The development of echinocandin resistance has been documented in C. auris isolates recovered from patients treated with these drugs in multiple geographic areas. This is particularly worrisome, given the recommendation for the use of echinocandins as an empirical treatment for C. auris infection prior to the availability of specific susceptibility testing results (29, 30). In the present study, AFST according to the CLSI guidelines was performed, and four Indian isolates were recognized to be resistant to all tested echinocandins (ANF, CAS, MCF), since they exhibited MICs of ≥4 mg/liter at 24 h (31). These isolates were further identified to harbor an S639F mutation in FKS1. A different amino acid substitution in the same position (S639P) was recently reported by Berkow and Lockhart in echinocandin-resistant C. auris isolates (32). FKS1 encodes glucan synthase, which is the target for echinocandin class antifungal drugs.

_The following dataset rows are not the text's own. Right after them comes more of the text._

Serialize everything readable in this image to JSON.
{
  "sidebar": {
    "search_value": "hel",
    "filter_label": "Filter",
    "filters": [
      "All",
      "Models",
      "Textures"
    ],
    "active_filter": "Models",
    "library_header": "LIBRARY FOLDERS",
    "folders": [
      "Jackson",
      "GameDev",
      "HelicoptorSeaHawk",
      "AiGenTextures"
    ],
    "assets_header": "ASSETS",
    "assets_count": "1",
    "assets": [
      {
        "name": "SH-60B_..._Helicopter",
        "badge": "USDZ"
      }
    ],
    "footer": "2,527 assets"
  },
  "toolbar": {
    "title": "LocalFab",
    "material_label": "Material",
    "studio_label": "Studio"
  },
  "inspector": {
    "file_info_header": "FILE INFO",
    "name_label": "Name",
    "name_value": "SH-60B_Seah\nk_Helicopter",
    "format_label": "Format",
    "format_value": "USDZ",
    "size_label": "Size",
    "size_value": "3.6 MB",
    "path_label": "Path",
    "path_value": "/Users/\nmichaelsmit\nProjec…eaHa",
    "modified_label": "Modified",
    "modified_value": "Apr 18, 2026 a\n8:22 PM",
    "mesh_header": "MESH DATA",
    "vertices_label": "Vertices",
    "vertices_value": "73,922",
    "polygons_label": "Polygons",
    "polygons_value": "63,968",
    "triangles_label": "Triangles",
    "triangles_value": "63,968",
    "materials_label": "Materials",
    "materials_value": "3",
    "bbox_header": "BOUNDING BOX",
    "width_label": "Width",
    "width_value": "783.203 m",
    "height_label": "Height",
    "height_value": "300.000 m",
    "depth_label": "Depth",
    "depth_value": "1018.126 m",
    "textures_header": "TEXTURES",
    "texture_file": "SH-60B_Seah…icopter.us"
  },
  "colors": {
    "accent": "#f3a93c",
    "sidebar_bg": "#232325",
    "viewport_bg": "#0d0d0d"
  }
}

The major mechanism of echinocandin resistance in other Candida spp. is amino acid substitutions in Fks subunits of glucan synthase, which decrease the sensitivity of the enzyme to the drugs (33). Amino acid changes associated with resistance occur in two highly conserved hot spot (HS) regions of Fks (34–36) in all Candida species, and mutations in codons S645 and F641 (C. albicans) cause the most pronounced resistance phenotypes (34, 37, 38). Correspondingly, the two equivalent HS regions in C. auris FKS1 are present at positions F635 to P643 and D1350 to L1357 of FKS1, and the amino acid substitution S639F is equivalent to S645F in C. albicans (Table 3). Resistance caused by fks1 S639F in C. auris was further confirmed in vivo in the mouse model of invasive candidiasis. Mice infected with the fks1 S639F mutant isolates did not respond to CAS treatment, with the mice having high kidney burdens comparable to those in the kidneys of the vehicle-administered controls.
TABLE 3.
Fks1 HS1 equivalents in Candida spp.
| Species | Fks1 HS1 sequence |
|---|---|
| C. auris | F635LTLSLRDP |
| C. albicans | F641LTLSLRDP |
| C. glabrata | F625LILSIRDP |
| C. parapsilosis | F652LTLSLRDA |
| C. tropicalis | F650LTLSLRDP |
MCF was the most potent echinocandin in the MIC testing, which is consistent with the AFST results of other groups (6, 27) Moreover, micafungin demonstrated the most prominent pharmacodynamic response in comparison to those of fluconazole and amphotericin B in a C. auris murine candidemia pharmacokinetic/pharmacodynamic study (39).
A significant challenge with obtaining an accurate AFST MIC readout for CAS was encountered, since all tested isolates exhibited an Eagle effect (also known as the paradoxical growth effect), with the intensities of the Eagle effect varying among the isolates. This phenomenon refers to reduced fungicidal activity at high concentrations of antifungals, mainly in in vitro circumstances (40). It was widely reported that paradoxical growth varies in terms of the medium, species, strain, and type of echinocandin. Among the currently approved echinocandins, CAS is most notably associated with the Eagle effect. It was first described in 2002, when it was noticed that higher concentrations of CAS seemed to be less effective against C. albicans than lower concentrations of the drug (41). The Eagle effect is not associated with a genetically stable resistant fungal subpopulation, where fungal growth would be expected at all concentrations above the MIC, even at the lower concentration range (42). Moreover, the effect is not due to mutations in FKS and is not related to the upregulated activity of glucan synthase in the presence of the drug. It was shown that echinocandins are effective in vivo in the treatment of invasive murine candidiasis caused by C. dubliniensis strains, despite the presence of the Eagle effect in vitro (43). Similarly, our study demonstrated that the observed Eagle effect did not affect the in vivo drug response of C. auris isolates, of which the only determinant impacting the pharmacodynamic response was the FKS1 genotype.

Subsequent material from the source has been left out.